第87章 穏やかな生活
「頭を上げてください…体が痛くなってしまいますよ…。蜜璃ちゃん達から離れたのは私の判断ですし、杏寿郎さんの徹底ぶりは見事でした。隙がなかったと思います。」
杏「だが守ると言っておきながらも実際はとても危険な目に遭わせた。この結果が重要な事だろう。」
「ですからその結果は私に非があったからで、そもそも杏寿郎さんのせいでは、」
杏「どんな状況であろうとも約束は守るべきだ。」
勇「いや。」
言い合いになりつつあった2人に勇之が割って入る。
桜と由梨は勇之が杏寿郎の自責の言葉を否定したことに驚いて目を丸くした。
勇「………いや、杏寿郎君が桜の為にずっと動いてくれていたのは私もよく知っている。そんなに謝らなくて良い。」
「……え?」
勇「いくらセキュリティのしっかりした所に住んでいても、ひとり暮らしを続けていたら遅かれ早かれ犯人は手段を選ばずに手を出してきただろう。君が一緒に居なければ桜はまた1人でただただ監禁されていた。

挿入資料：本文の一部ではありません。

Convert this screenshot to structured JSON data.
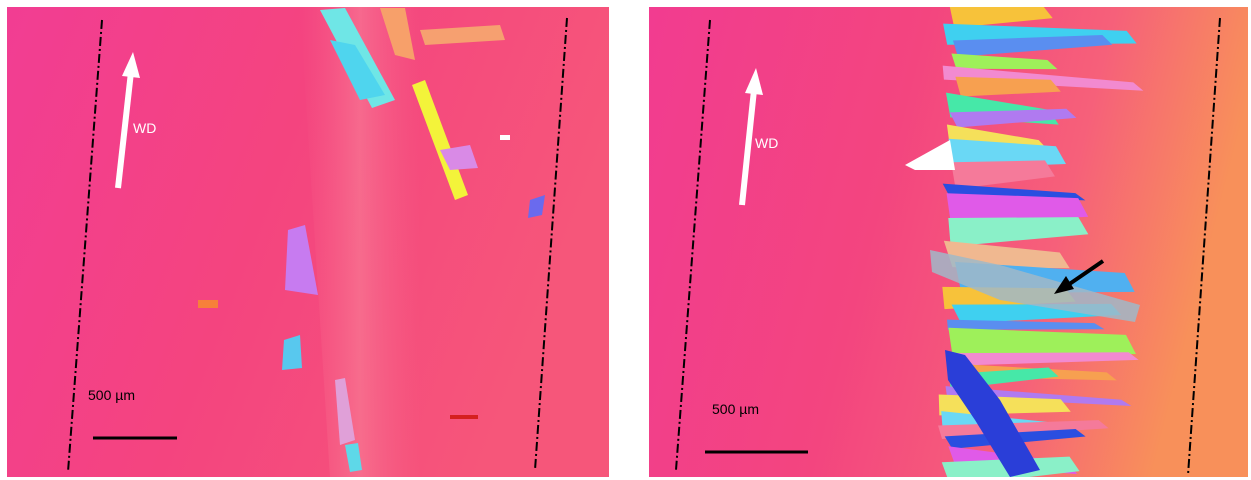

」
その言葉に驚いた由梨は運転する勇之を見つめた。
由「あなた、事件について杏寿郎さんとやり取りをしていたの?」
勇「……ああ。杏寿郎君から連絡を貰った。」
「私も知らなかったです…。」
杏「犯人から桜には言うなとメッセージで指示をされていたので言えなかったんだ、すまない。」
「そうだったんですね…それで最近…、」
その時桜は杏寿郎が最近スマホを長い間睨んでいたのは匿名のメッセージを読んでいたからなのだと悟った。